Очевидно, в его камере протекает потолок — закованный в кандалы Ксавье не может добраться, чтобы это проверить. Весь диапазон движений ограничивается короткой цепью, закреплённой толстым кольцом к полу. Всего четыре шага, не больше. Ужасно чешется лопатка, но оковы настолько сильно ограничивают движения, что дотянуться не представляется возможным. Пытаясь отвлечься, он начинает считать падающие капли, но сбивается уже после четвёртой сотни. Он уже успел посчитать прутья решётки — их оказалось двадцать семь, и путём нехитрых математических вычислений установить, что на полу ровно двести двадцать пять плиточек.
Подобные размышления помогают хоть немного отвлечься от его персонального проклятия с бездонными чёрными глазами. Но очень скоро считать в камере больше нечего, и мысли об Аддамс снова начинают отравлять его разум. Проклятый аромат цитрусовых въелся в его одежду, проник под кожу — ощущать его невыносимо. Избавиться невозможно.
Когда-то он считал, что никакая в мире сила не способна оторвать его от Уэнсдэй.
Теперь он не питает иллюзий.
Такая сила существует, и это вовсе не тяжёлые кандалы. Это она сама.
Каким глупцом он был, поверив, что ему под силу разбудить в бездушной Аддамс хоть какие-то человеческие чувства. Она безжалостно сломала его и, ни на секунду не испытывая угрызений совести, двинулась дальше. И даже сейчас, когда ему стоило бы побеспокоиться о своей судьбе, Ксавье не может думать ни о чем, кроме предательства Уэнсдэй. Наркотическая зависимость рано или поздно приводит к гибели. Жаль, что он не задумался об этом раньше.

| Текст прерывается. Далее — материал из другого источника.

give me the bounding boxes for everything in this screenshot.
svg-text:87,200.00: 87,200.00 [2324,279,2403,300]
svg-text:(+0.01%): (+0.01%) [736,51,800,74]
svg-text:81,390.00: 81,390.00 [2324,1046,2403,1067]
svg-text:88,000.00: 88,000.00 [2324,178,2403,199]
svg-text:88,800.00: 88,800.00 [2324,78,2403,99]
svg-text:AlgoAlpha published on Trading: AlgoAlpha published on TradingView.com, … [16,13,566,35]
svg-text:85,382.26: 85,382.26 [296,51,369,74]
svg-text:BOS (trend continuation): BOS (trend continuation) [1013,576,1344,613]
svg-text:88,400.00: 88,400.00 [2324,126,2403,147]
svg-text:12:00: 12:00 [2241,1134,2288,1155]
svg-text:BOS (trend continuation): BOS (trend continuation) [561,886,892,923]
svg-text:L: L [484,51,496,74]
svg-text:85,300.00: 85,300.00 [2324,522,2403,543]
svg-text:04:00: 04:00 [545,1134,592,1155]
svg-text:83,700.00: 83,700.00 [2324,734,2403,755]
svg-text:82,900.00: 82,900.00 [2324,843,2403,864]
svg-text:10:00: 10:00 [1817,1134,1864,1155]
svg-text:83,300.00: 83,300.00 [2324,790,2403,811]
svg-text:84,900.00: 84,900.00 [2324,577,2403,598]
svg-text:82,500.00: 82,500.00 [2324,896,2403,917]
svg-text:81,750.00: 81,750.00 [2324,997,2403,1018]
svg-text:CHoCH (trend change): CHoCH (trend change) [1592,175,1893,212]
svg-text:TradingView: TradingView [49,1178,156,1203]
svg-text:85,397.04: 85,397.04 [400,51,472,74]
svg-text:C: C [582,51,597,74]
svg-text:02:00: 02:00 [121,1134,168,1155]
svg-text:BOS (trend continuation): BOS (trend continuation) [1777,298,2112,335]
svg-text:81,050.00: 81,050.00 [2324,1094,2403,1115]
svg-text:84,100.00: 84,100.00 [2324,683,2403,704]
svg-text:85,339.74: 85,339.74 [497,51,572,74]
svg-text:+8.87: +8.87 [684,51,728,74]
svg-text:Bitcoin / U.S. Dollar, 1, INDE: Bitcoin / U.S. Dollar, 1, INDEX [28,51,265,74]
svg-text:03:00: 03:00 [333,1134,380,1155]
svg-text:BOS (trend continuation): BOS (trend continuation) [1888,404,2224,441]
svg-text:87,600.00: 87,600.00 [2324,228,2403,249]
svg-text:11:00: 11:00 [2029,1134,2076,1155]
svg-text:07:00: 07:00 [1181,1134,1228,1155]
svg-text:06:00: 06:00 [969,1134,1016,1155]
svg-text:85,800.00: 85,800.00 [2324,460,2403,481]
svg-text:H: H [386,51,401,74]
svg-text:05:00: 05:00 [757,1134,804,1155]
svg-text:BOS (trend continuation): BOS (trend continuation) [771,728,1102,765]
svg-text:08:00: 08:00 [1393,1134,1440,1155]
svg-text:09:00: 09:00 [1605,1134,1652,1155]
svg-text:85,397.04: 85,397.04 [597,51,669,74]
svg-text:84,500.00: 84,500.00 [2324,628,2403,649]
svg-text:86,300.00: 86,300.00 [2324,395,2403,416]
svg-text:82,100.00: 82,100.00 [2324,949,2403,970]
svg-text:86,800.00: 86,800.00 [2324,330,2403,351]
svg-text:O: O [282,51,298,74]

Ксавье ненавидит себя за это, но его разум до сих пор точит червячок сомнения. Она могла бы просто сдать его полиции, для того, чтобы подбросить улики, ей вовсе необязательно было заниматься с ним сексом. Что двигало ею, когда Аддамс сама потянулась к его губам? Желание отвлечь? Опасение, что он обнаружит улики и успеет от них избавиться? Или что-то другое? Она не притворялась, ей и вправду было хорошо в его объятиях — сыграть такое с ее скудным умением демонстрировать эмоции ей было бы не под силу. Возможно, Уэнсдэй привлекало его несуществующее альтер-эго монстра. Зная ее, Ксавье вовсе не считает эту мысль абсурдной.
Время тянется невыносимо медленно, в карцере нет окон, и он не знает, день сейчас или ночь. Жутко хочется есть, за долгие часы ему принесли лишь алюминиевую миску с грубой несоленой кашей, к которой Ксавье почти не притронулся. Теперь он об этом жалеет. Он усаживается на твёрдую тюремную койку и прислоняется спиной к стене, пытаясь найти более-менее удобную позу, чтобы задремать. Но стоит лишь прикрыть глаза, перед ними встаёт чертова Уэнсдэй. Он не вспоминает детали их страстного соития, лишь только безразличное выражение безупречно-красивого лица, когда его проволокли мимо в наручниках. Это перечеркивает все, это разделяет жизнь на «до» и «после».
Вряд ли он когда-нибудь увидит ее снова. Ксавье не знает, что бывает с изгоями, которые являются опасными для общества, но явно ничего хорошего. Серия убийств и одно покушение однозначно потянут на пожизненное заключение — в тюрьме или в психиатрической лечебнице, смотря как решит суд.